The fable-like French drama “Eternal Playground” is melancholy, but only for a moment. It begins with Andranic Manet’s open beaming face. He plays Gaspard, a young Parisian music teacher mourning his twin sister. Saying goodbye to his students on the last day of school, the actor’s face holds out all potential while adding a bittersweet note of what can never be regained and that sets the tone for co-directors Joseph Rozé and Pablo Cotten’s story of friendship and growing up.
Gaspard’s five best friends show up soon after, ready to spend a few days with him in their old middle school building where they were all once students to honor Louise (she was Gaspard’s sister). Her dying wish was for them to gather there and reclaim the fun, frivolity and innocence they shared as children. But that is where their similarities end old wounds, love triangles (and squares!) and stubborn rivalries quickly reveal themselves among this group of neurotics who push 30 but revert to adolescence when they are together.

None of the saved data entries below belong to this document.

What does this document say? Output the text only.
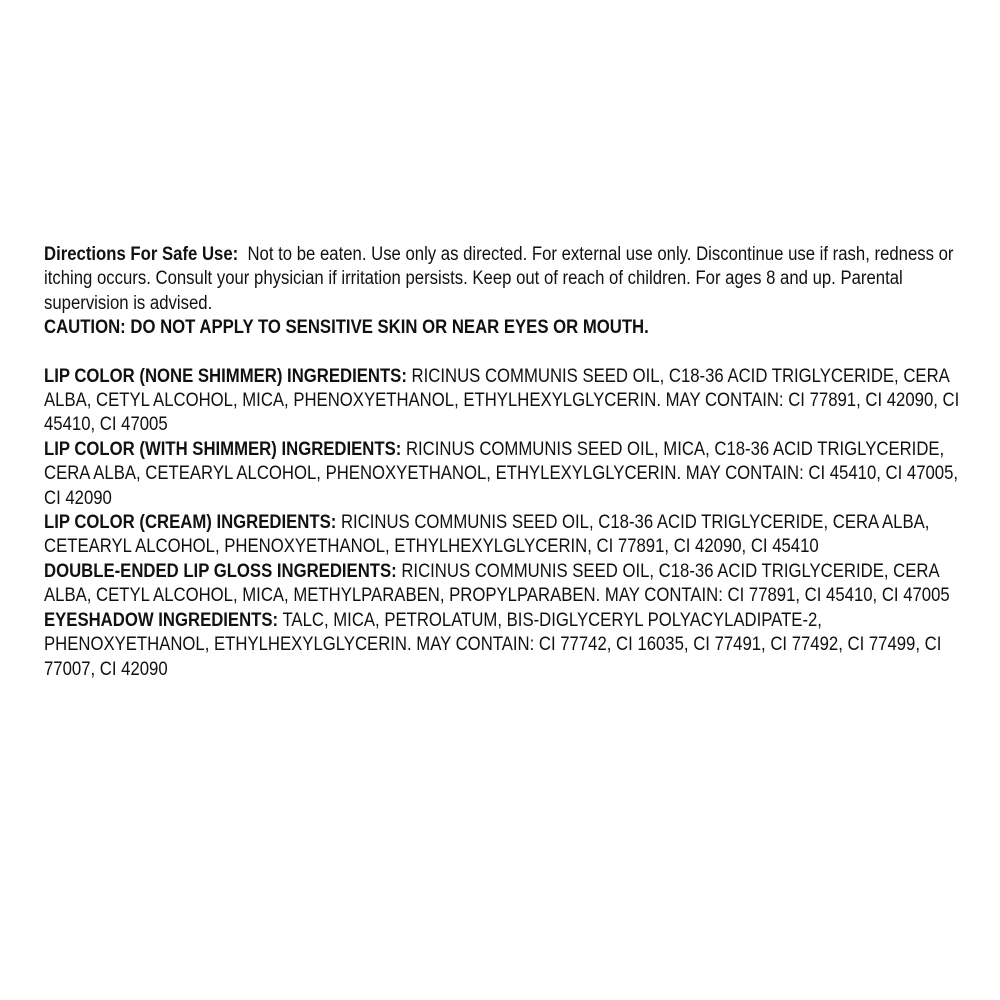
Directions For Safe Use: Not to be eaten. Use only as directed. For external use only. Discontinue use if rash, redness or itching occurs. Consult your physician if irritation persists. Keep out of reach of children. For ages 8 and up. Parental supervision is advised.

CAUTION: DO NOT APPLY TO SENSITIVE SKIN OR NEAR EYES OR MOUTH.

LIP COLOR (NONE SHIMMER) INGREDIENTS: RICINUS COMMUNIS SEED OIL, C18-36 ACID TRIGLYCERIDE, CERA ALBA, CETYL ALCOHOL, MICA, PHENOXYETHANOL, ETHYLHEXYLGLYCERIN. MAY CONTAIN: CI 77891, CI 42090, CI 45410, CI 47005

LIP COLOR (WITH SHIMMER) INGREDIENTS: RICINUS COMMUNIS SEED OIL, MICA, C18-36 ACID TRIGLYCERIDE, CERA ALBA, CETEARYL ALCOHOL, PHENOXYETHANOL, ETHYLEXYLGLYCERIN. MAY CONTAIN: CI 45410, CI 47005, CI 42090

LIP COLOR (CREAM) INGREDIENTS: RICINUS COMMUNIS SEED OIL, C18-36 ACID TRIGLYCERIDE, CERA ALBA, CETEARYL ALCOHOL, PHENOXYETHANOL, ETHYLHEXYLGLYCERIN, CI 77891, CI 42090, CI 45410

DOUBLE-ENDED LIP GLOSS INGREDIENTS: RICINUS COMMUNIS SEED OIL, C18-36 ACID TRIGLYCERIDE, CERA ALBA, CETYL ALCOHOL, MICA, METHYLPARABEN, PROPYLPARABEN. MAY CONTAIN: CI 77891, CI 45410, CI 47005

EYESHADOW INGREDIENTS: TALC, MICA, PETROLATUM, BIS-DIGLYCERYL POLYACYLADIPATE-2, PHENOXYETHANOL, ETHYLHEXYLGLYCERIN. MAY CONTAIN: CI 77742, CI 16035, CI 77491, CI 77492, CI 77499, CI 77007, CI 42090
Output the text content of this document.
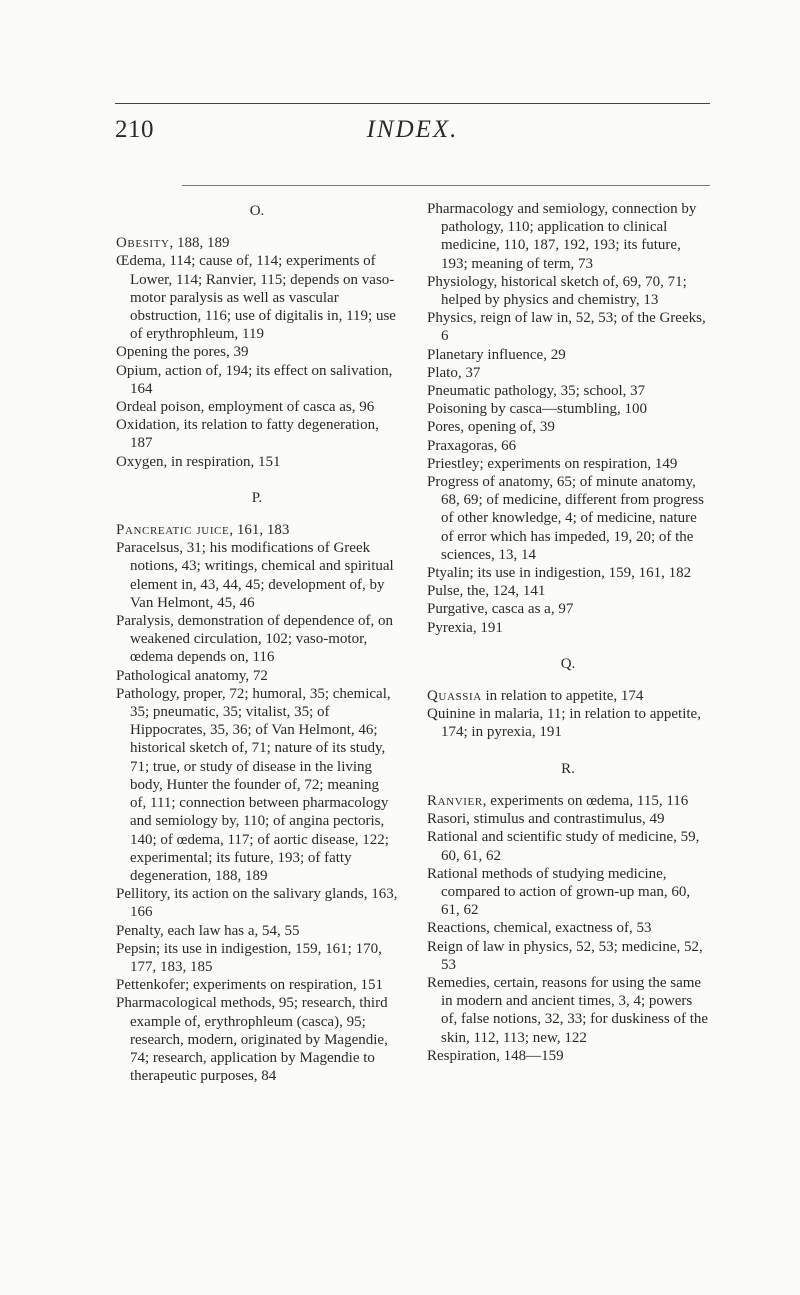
210	INDEX.
O.
Obesity, 188, 189
Œdema, 114; cause of, 114; experiments of Lower, 114; Ranvier, 115; depends on vaso-motor paralysis as well as vascular obstruction, 116; use of digitalis in, 119; use of erythrophleum, 119
Opening the pores, 39
Opium, action of, 194; its effect on salivation, 164
Ordeal poison, employment of casca as, 96
Oxidation, its relation to fatty degeneration, 187
Oxygen, in respiration, 151
P.
Pancreatic juice, 161, 183
Paracelsus, 31; his modifications of Greek notions, 43; writings, chemical and spiritual element in, 43, 44, 45; development of, by Van Helmont, 45, 46
Paralysis, demonstration of dependence of, on weakened circulation, 102; vaso-motor, œdema depends on, 116
Pathological anatomy, 72
Pathology, proper, 72; humoral, 35; chemical, 35; pneumatic, 35; vitalist, 35; of Hippocrates, 35, 36; of Van Helmont, 46; historical sketch of, 71; nature of its study, 71; true, or study of disease in the living body, Hunter the founder of, 72; meaning of, 111; connection between pharmacology and semiology by, 110; of angina pectoris, 140; of œdema, 117; of aortic disease, 122; experimental; its future, 193; of fatty degeneration, 188, 189
Pellitory, its action on the salivary glands, 163, 166
Penalty, each law has a, 54, 55
Pepsin; its use in indigestion, 159, 161; 170, 177, 183, 185
Pettenkofer; experiments on respiration, 151
Pharmacological methods, 95; research, third example of, erythrophleum (casca), 95; research, modern, originated by Magendie, 74; research, application by Magendie to therapeutic purposes, 84
Pharmacology and semiology, connection by pathology, 110; application to clinical medicine, 110, 187, 192, 193; its future, 193; meaning of term, 73
Physiology, historical sketch of, 69, 70, 71; helped by physics and chemistry, 13
Physics, reign of law in, 52, 53; of the Greeks, 6
Planetary influence, 29
Plato, 37
Pneumatic pathology, 35; school, 37
Poisoning by casca—stumbling, 100
Pores, opening of, 39
Praxagoras, 66
Priestley; experiments on respiration, 149
Progress of anatomy, 65; of minute anatomy, 68, 69; of medicine, different from progress of other knowledge, 4; of medicine, nature of error which has impeded, 19, 20; of the sciences, 13, 14
Ptyalin; its use in indigestion, 159, 161, 182
Pulse, the, 124, 141
Purgative, casca as a, 97
Pyrexia, 191
Q.
Quassia in relation to appetite, 174
Quinine in malaria, 11; in relation to appetite, 174; in pyrexia, 191
R.
Ranvier, experiments on œdema, 115, 116
Rasori, stimulus and contrastimulus, 49
Rational and scientific study of medicine, 59, 60, 61, 62
Rational methods of studying medicine, compared to action of grown-up man, 60, 61, 62
Reactions, chemical, exactness of, 53
Reign of law in physics, 52, 53; medicine, 52, 53
Remedies, certain, reasons for using the same in modern and ancient times, 3, 4; powers of, false notions, 32, 33; for duskiness of the skin, 112, 113; new, 122
Respiration, 148—159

This plot summary makes “Eternal Playground” sound like any number of American independent movies or TV shows about young-ish friends figuring life (and love) out together, it could not be further from those stories. The difference is in the offbeat joviality. Cotten and Rozé have written a script with an amiable center; many scenes luxuriate in tracking shots that follow characters’ memories back into happier times together, Louise comments on the proceedings via Noée Abita’s smooth narration it adds an otherworldly touch, as though an angel were really watching over them; these could be affectations but also give the film its unique atmosphere.
Gaspard is at the heart of this motley crew, and through Manet’s disarming performance “Eternal Playground” reveals itself. Sometimes, when we mourn, we try to go backward instead of dealing with the pain. Manet captures both Gaspard’s raw agony and his naive, wide-eyed hopefulness, this is a person who thinks that by being around his middle school friends he might be able to bring back not only his sister, but also those blissful days.
The rest of the ensemble who are all made to seem believably like friends quietly fill in around Manet. Two actors, in particular, stand out among equals. Alassane Diong carries himself with brusque swagger as Adel, a successful musical artist; Nina Zem underplays Alma’s hesitation about motherhood with such a soft-spokenness that it doubles back around and becomes twice as affecting.
As directors, Rozé and Cotten use their actors’ faces (and slow deliberate movements of the camera) to find the story. When it pans from one face to another or starts in close-up then gradually travels out to include others beside or behind it, the complicated interrelationships between these characters come into view. “Eternal Playground” sometimes feels like a flight of fancy disconnected from real life, but the filmmakers working in total sync with Tara-jay Bangalter’s camera manage to make it feel true.